Color Spaces: RGB vs. NTSC

Color Spaces

These are two examples of technical illustrations I created in LightWave using shaders and model building programs I wrote. I've added a brief explanation of what each of them shows, and I mention how I created them, but the main reason for displaying them here isn't educational. I just think they look cool.

The chromaticity diagram is a 2D slice through the 3D color space defined by the Commission Internationale de l'Éclairage (CIE) in 1931.

The standard RGB primaries used in NTSC, PAL/SECAM, SMPTE and other color systems for video are defined by chromaticity coordinates. They form the vertices of the gamut triangle in the diagram. Colors outside that triangle can't be represented as a combination of the primaries.

Pure spectral colors run along the horseshoe-shaped boundary (the numbers are wavelengths in nanometers). The non-spectral purples are along the line connecting the red and blue ends of the horseshoe.

Sources:

Dan Bruton's Color Space page

John Walker's CIE Netpbm extension

Charles A. Poynton's Color Space FAQ

How it was done

Standard tables and formulas were used to find vertex coordinates for the tickmarks, blackbody curve and horseshoe shape. Each object was written initially as a VideoScape .geo file and loaded into Modeler using my .geo import plug-in. The colors in the diagram were rendered with a custom shader plug-in. All of the code I wrote was based on John Walker's cietoppm.c Netpbm extension. The text was added in Photoshop.

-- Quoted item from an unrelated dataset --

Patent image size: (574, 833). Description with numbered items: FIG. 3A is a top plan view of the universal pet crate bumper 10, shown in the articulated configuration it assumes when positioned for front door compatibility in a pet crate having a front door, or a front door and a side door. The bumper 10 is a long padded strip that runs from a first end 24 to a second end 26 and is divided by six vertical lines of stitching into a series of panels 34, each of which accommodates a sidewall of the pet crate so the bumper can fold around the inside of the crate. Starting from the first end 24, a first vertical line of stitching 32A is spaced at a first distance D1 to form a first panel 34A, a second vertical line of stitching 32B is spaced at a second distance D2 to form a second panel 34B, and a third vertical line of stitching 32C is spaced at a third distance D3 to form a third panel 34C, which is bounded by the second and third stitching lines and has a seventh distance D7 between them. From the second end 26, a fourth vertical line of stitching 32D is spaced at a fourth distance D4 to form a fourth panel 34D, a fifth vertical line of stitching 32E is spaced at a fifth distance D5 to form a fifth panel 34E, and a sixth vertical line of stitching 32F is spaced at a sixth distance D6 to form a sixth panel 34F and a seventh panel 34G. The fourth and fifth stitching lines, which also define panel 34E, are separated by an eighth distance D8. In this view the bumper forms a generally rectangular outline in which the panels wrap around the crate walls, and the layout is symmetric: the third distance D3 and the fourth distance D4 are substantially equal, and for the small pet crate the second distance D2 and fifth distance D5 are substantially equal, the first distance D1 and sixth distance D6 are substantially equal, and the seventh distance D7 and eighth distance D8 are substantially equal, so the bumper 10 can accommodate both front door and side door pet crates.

Both color television and computer graphics use red, green and blue primary colors. The RGB color space (the set of all possible combinations of red, green and blue) can be represented in 3D by assigning one of the primaries to each Cartesian axis. The result is a color cube.

Traditional analog color television signals don't encode RGB levels directly. NTSC, the encoding used in the United States, transforms RGB into YIQ. Y contains the same information as a black-and-white signal, while I and Q carry the color (chroma) information, minus the intensity (luminance) encoded by Y.

Mathematically, NTSC encoding is lossless, but real TV signals are subject to limitations that restrict the range of RGB colors that can be encoded. When plotted in RGB space, the colors allowed by NTSC form a Salvador Dali color cube with faces and corners eroded into flowing surfaces. This is one of the artifacts of analog encoding that thankfully will be left behind in the switch to digital TV.

Another way to look at this is by plotting the colors, described as "hot," that aren't allowed by NTSC. The most significant deficits are near fully saturated yellow and cyan, but problems also occur at full red and green. YIQ hot colors

Source:

"Television Color Encoding and 'Hot' Broadcast Colors" by David Martindale and Alan W. Paeth, in Graphics Gems II, James Arvo ed., Academic Press, 1991.

How it was done

The objects are isosurfaces of constant "heat index," a metric I contrived that combines the composite and chroma IRE levels. The coloring was done using a simple custom shader, with grid lines added by applying the Grid procedural in the Diffuse channel.